Njelle Hamilton Book Launch

Friday, September 20, 2019 4:30 PM
Minor 110

Description:

Phonographic Memories is the first book to perform a sustained analysis of the narrative and thematic influence of Caribbean popular music on the Caribbean novel. Tracing a region-wide attention to the deep connections between music and memory in the work of Lawrence Scott, Oscar Hijuelos, Colin Channer, Daniel Maximin, and Ramabai Espinet, Njelle Hamilton tunes in to each novel's soundtrack while considering the broader listening cultures that sustain collective memory and situate Caribbean subjects in specific localities. These "musical fictions" depict Caribbean people turning to calypso, bolero, reggae, gwoka, and dub to record, retrieve, and replay personal and cultural memories. Offering a fresh perspective on musical nationalism and nostalgic memory in the era of globalization, Phonographic Memories affirms the continued importance of Caribbean music in providing contemporary novelists ethical narrative models for sounding marginalized memories and voices.

 

Panel includes:

Njelle Hamilton, AAS/English, UVA

Njelle W. Hamilton specializes in 20th and 21st century Caribbean literary and cultural studies, especially the impact of orality, music, and trauma on the Caribbean postcolonial novel. Her first monograph, Phonographic Memories: Popular Music and the Contemporary Caribbean Novel (Rutgers, 2019), investigates how Caribbean subjects turn to nation music when personal and cultural memory have been impacted by time, travel, or trauma. Her current project, tentatively titled Caribbean Chronotropes: The Politics, Physics, and Poetics of Time in Contemporary Fiction, reads recent time-bending novels through the lens of physics, phenomenology, and Caribbean theory.

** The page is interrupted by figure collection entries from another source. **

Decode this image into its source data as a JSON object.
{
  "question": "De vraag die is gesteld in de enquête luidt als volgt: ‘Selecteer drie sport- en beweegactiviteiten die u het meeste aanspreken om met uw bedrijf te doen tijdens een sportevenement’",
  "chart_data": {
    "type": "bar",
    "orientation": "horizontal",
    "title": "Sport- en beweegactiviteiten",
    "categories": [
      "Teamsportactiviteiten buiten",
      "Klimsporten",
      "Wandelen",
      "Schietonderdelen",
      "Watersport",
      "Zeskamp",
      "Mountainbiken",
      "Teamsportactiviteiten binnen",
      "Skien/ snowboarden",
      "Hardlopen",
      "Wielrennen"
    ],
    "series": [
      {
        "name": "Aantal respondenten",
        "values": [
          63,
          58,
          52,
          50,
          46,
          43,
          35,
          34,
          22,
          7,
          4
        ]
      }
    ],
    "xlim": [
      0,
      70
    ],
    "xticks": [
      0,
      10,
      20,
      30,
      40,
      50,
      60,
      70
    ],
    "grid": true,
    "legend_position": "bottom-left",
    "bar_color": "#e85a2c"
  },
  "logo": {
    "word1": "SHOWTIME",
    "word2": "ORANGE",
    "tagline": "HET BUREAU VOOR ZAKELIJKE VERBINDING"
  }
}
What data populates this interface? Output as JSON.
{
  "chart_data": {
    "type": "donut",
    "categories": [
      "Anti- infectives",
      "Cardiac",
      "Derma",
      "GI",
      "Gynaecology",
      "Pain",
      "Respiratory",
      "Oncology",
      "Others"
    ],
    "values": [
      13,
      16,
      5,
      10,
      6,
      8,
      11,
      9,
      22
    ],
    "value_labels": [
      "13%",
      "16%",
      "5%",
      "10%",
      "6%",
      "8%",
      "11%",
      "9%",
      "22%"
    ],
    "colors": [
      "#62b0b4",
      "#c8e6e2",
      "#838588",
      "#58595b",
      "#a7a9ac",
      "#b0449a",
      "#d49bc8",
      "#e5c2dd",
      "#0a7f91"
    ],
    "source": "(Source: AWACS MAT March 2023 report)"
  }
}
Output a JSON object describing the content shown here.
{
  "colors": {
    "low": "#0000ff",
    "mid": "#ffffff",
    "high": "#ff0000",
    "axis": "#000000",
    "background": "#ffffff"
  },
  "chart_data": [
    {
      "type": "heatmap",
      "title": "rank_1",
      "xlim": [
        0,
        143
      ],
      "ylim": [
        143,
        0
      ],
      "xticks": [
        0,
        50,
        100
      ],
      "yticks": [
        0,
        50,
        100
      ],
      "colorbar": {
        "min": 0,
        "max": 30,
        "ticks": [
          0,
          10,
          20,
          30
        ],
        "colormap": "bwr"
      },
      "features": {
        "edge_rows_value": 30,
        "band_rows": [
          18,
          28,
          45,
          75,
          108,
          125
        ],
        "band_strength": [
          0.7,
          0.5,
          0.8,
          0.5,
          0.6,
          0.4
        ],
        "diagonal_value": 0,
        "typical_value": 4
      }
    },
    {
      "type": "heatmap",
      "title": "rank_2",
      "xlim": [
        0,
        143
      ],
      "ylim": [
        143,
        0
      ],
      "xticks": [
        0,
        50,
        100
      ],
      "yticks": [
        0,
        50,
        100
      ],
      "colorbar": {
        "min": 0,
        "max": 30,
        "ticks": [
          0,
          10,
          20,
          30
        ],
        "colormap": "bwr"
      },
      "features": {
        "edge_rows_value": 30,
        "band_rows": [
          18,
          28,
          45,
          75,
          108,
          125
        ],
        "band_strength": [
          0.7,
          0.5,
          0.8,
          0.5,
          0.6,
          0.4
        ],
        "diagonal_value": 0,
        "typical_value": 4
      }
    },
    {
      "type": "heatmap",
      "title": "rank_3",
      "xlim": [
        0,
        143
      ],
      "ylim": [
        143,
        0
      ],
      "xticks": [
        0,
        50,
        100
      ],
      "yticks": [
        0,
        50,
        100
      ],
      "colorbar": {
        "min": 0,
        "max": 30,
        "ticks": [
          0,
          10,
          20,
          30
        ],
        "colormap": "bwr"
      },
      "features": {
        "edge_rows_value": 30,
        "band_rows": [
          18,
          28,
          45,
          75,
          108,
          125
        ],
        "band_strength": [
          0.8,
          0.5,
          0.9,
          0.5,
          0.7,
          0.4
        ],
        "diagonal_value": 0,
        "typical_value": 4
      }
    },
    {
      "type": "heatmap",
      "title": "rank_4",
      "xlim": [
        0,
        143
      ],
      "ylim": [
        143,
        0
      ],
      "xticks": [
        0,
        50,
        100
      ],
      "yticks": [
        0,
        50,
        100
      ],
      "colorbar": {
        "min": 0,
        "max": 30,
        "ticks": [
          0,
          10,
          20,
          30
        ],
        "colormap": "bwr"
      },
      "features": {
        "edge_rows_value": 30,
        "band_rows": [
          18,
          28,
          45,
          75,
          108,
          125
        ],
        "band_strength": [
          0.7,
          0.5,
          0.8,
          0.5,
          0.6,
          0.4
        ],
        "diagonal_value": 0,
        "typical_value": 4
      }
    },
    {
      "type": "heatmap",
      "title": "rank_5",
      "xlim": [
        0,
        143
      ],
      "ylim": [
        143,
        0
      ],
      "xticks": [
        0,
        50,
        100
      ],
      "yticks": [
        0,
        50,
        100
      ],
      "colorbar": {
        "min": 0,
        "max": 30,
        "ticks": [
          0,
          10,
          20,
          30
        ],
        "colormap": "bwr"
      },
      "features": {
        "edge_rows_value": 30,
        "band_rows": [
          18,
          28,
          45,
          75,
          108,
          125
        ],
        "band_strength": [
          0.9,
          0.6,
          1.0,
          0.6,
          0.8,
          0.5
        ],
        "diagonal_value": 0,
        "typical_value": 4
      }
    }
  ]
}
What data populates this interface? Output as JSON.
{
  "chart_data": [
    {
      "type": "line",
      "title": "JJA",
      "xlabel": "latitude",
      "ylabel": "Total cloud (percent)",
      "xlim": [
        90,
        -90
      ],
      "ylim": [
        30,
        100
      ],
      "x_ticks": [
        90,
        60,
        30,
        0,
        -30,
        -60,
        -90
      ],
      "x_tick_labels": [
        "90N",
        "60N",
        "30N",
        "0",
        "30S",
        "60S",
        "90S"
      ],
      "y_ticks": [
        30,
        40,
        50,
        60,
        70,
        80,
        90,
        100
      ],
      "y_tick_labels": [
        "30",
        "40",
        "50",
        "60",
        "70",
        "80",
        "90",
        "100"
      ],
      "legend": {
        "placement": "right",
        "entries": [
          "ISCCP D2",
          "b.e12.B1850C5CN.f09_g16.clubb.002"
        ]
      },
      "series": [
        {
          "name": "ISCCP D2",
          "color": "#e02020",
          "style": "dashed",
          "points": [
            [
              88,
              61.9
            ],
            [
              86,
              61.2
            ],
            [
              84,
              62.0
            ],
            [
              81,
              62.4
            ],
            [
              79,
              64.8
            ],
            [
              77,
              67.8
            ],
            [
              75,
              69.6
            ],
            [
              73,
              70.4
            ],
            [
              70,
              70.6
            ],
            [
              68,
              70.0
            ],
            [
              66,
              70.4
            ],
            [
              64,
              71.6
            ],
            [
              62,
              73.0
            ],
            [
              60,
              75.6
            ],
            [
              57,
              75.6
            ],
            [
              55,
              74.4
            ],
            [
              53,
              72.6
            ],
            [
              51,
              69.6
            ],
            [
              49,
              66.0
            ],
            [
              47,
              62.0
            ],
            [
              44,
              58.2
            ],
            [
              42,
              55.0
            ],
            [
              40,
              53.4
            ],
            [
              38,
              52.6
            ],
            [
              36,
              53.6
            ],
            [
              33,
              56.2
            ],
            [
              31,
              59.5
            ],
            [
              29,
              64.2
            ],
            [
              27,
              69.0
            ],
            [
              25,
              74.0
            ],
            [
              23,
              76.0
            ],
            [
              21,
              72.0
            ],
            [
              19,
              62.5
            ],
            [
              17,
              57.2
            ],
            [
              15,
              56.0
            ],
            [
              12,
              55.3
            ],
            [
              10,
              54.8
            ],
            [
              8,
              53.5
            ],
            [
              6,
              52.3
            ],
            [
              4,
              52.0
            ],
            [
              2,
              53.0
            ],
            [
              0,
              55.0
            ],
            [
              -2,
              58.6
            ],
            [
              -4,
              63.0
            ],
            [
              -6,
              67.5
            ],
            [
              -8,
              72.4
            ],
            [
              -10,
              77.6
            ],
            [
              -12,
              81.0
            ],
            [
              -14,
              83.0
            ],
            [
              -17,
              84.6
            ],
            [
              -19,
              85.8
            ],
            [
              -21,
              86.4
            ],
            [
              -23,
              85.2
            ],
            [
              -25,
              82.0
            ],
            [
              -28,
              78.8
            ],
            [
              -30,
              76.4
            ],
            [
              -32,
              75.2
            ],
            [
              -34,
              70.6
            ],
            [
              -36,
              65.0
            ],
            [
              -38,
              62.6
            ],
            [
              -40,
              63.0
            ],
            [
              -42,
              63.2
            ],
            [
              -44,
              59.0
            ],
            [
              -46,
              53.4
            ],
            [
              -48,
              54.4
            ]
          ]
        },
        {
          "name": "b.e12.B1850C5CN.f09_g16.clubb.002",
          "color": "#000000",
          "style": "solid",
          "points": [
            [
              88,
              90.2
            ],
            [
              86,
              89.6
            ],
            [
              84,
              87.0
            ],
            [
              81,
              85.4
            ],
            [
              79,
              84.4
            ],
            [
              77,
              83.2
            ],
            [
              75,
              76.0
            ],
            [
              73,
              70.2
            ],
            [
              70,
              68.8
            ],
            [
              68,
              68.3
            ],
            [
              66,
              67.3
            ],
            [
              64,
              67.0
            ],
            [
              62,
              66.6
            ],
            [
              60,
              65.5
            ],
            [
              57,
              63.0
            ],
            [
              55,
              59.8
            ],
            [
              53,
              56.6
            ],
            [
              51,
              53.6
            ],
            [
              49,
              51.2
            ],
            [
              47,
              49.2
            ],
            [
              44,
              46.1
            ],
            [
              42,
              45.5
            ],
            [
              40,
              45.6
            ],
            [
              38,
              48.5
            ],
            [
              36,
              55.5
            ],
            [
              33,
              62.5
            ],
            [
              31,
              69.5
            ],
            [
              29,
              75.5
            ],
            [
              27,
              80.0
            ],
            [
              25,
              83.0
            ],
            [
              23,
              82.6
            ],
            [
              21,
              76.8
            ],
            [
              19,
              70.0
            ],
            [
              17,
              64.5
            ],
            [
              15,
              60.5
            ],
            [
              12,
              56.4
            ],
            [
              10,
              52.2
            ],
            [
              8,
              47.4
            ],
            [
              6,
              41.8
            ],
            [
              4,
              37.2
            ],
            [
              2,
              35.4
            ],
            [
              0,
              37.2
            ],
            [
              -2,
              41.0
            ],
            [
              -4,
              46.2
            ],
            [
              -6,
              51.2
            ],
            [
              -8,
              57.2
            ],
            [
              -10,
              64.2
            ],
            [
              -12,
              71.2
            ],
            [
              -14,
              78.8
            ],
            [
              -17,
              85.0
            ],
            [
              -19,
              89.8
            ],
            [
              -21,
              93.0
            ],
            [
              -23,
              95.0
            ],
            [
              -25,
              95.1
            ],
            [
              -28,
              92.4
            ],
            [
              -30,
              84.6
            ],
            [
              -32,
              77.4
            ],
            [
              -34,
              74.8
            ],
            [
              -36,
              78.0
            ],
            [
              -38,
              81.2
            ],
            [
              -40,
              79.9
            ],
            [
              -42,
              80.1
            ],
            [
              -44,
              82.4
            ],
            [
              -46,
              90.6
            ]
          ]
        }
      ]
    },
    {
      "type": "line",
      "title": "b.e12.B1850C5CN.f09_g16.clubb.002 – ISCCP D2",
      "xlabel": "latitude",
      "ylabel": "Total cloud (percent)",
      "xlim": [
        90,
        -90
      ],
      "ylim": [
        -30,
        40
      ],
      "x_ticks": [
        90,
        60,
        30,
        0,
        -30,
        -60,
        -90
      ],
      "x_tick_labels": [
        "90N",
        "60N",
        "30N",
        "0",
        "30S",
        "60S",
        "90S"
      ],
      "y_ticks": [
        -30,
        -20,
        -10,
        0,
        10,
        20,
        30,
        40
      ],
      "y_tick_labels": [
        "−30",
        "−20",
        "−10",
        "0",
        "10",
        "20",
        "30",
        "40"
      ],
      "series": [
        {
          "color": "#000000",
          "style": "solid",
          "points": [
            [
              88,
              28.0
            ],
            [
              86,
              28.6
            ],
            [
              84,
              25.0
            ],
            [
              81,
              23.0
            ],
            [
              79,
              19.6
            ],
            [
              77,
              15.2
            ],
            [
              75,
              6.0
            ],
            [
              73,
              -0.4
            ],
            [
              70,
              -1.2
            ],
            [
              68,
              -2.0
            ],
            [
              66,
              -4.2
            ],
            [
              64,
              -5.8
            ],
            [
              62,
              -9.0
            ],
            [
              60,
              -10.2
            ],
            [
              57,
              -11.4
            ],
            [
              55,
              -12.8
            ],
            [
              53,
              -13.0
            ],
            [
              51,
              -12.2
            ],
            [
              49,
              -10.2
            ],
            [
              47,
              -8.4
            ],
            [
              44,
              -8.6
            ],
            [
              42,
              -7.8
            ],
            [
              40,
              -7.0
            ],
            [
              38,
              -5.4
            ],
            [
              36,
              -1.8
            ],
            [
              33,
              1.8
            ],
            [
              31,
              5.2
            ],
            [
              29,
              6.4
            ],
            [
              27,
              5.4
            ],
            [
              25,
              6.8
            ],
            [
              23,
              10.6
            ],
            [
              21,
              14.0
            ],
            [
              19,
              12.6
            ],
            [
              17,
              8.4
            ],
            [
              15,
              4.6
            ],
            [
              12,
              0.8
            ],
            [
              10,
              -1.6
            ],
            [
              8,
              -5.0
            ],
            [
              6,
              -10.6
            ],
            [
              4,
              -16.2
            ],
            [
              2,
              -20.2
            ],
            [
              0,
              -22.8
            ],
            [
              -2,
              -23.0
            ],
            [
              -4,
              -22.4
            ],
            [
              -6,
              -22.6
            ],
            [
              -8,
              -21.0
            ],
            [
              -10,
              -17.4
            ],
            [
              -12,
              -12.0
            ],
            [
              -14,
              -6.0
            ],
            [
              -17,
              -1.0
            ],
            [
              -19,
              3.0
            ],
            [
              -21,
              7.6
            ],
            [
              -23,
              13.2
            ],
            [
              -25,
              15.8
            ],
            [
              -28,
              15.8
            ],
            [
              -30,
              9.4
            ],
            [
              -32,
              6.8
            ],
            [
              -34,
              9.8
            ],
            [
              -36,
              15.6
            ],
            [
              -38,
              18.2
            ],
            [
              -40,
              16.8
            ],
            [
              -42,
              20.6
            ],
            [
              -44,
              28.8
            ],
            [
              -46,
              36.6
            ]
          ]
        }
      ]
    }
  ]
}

She serves on the editorial board of Caribbean in Transit: An Arts Journal, and her essays on sound studies and trauma theory have appeared in Anthurium, Journal of West Indian Literature, Critical Perspectives on Indo-Caribbean Women’s Literature, and SX Salon. 

 

Carolyn Cooper, Professor (Emerita), University of the West Indies Mona

Carolyn Cooper is a recently retired professor of literary and cultural studies who taught at the University of the West Indies, Mona, Jamaica for thirty-six years. She is the founder of the University’s embryonic Reggae Studies Unit, and the author ofNoises in the Blood: Orality, Gender and the ‘Vulgar’ Body of Jamaican Popular Culture (Duke University Press, 1993) and Sound Clash: Jamaican Dancehall Culture at Large (Palgrave Macmillan, 2004). Professor Cooper frequently contributes to debates on cultural politics in the local and international media. She currently writes a weekly column for the Sunday Gleaner which she irregularly translates into the Jamaican language for her blog, Jamaican Woman Tongue. Professor Cooper is a public intellectual committed to broadening the audience for vital conversations about culture and identity across the Caribbean region and beyond.

 

Norval (Nadi) Edwards,  Senior Lecturer, UWI Mona (Literatures in English)

Nadi Edwards teaches in the Department of Literatures in English at the University of the West Indies, Mona, Jamaica. He is a member of the editorial collective Small Axe: A Caribbean Journal of Criticism, and has published articles on Caribbean literature and criticism, travel writing and Jamaican popular culture.

 

Carter Mathes, Associate Professor and Associate Chair, Rutgers University (English). 

Carter Mathes is a specialist in African American Literature, Twentieth Century Literature, and African Diaspora Studies. His first book, Imagine the Sound: Experimental African American Literature After Civil Rights (University of Minnesota Press, 2015) focuses on the relationship between sound and literary innovation during the 1960s and 1970s.  Currently, he is working on a second book project that examines practices of improvisation and formations of black radical thought in literature and music as they move between Jamaica and the United States during the second half of the twentieth-century. He has published essays in Small Axe, Contemporary Literature, Callaloo, and African American Review.

 

Jack Hamilton, Media Studies/American Studies, UVA 

Jack Hamilton is a cultural historian who studies sound, media, and popular culture, and his other areas of interest include film, sports, television, and journalism. His first book, Just around Midnight: Rock and Roll and the Racial Imagination (Harvard UP, 2016), received Honorable Mention for the Woody Guthrie Award (Outstanding Book) from the International Association for the Study of Popular Music, won a CHOICE Outstanding Academic Book Award, and been chosen as one of the three best non-fiction books of 2016 by Splice Magazine. In 2017 PopMatters named Just around Midnight one of the “10 Conversation-Shifting Books about Music” of the past ten years. Prof. Hamilton is currently working on a book about music and technology since the 1960s. Since 2013 he has also been the pop critic for Slate magazine where he writes about music, sports, and other areas of culture, and in 2016 he hosted the Slate podcast series “Pop, Race, and the ‘60s”. His writing has appeared in The Atlantic, The New Yorker, NPR, ESPN, Transition, L.A. Review of Books, and many other venues.